E01¶


Research	R0054 — Prompt Claims v2
Run	2026-03-31
Claim	C003
Source	SRC03
Evidence	SRC03-E01
Type	Factual

Semantic override: models revert to pretrained defaults despite explicit prompt-level redefinitions.

URL: https://arxiv.org/html/2602.17520

Extract¶

Key findings from the semantic override research:

Definition: Semantic override is "a model disregards or underweights an explicit prompt level redefinition such as a gate labeled 'NAND' behaving as AND"
LLMs fail to perform "local unlearning" — the ability to temporarily suppress pretrained conventions in favor of context-specific rules
Three frontier models achieved only 80-90% accuracy on a 30-item benchmark testing specification compliance
Definition Override tasks showed the lowest accuracy (71-86%)
These are "structured failures tied to specification noncompliance," often accompanied by "fluent, confident explanations that violate the stated constraints"
The failures are not random hallucinations but systematic reversions to pretrained defaults

Relevance to Hypotheses¶

Hypothesis	Relationship	Strength
H1	Supports	Directly demonstrates the mechanism: models accept definitions/instructions then revert to default behavior.
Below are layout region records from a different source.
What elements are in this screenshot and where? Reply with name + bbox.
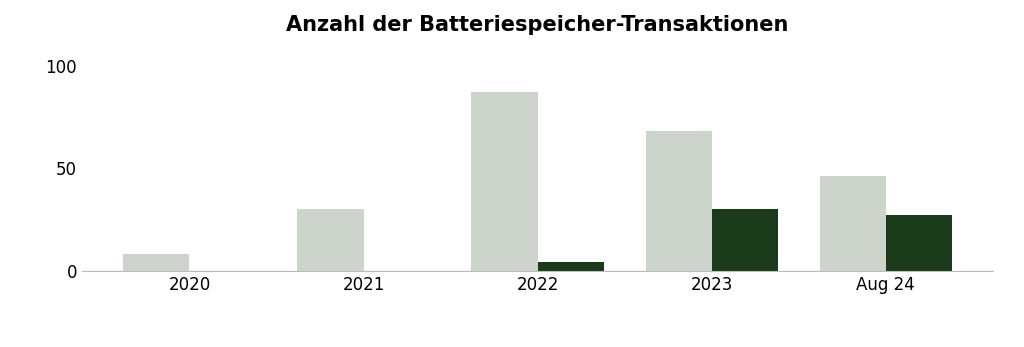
Bar <box>538 262 604 271</box>
Bar <box>819 176 886 271</box>
Bar <box>645 131 712 271</box>
Bar <box>471 92 538 271</box>
Bar <box>886 215 952 271</box>
Bar <box>297 209 364 271</box>
Bar <box>712 209 778 271</box>
Title: Anzahl der Batteriespeicher-Transaktionen: Anzahl der Batteriespeicher-Transaktione… <box>287 15 788 35</box>
Bar <box>123 254 189 271</box>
The "fluent, confident explanations that violate the stated constraints" maps directly to the claim's "agree that it's excellent, and then quietly skip half"
H2	Supports	Could be interpreted as a technical limitation rather than helpfulness conflict
H3	Contradicts	Clear experimental evidence that models do not reliably follow explicit instructions

Context¶

The phrase "fluent, confident explanations that violate the stated constraints" is particularly relevant — it describes exactly the behavior the claim characterizes: acknowledging the instructions (fluently and confidently) while not actually following them.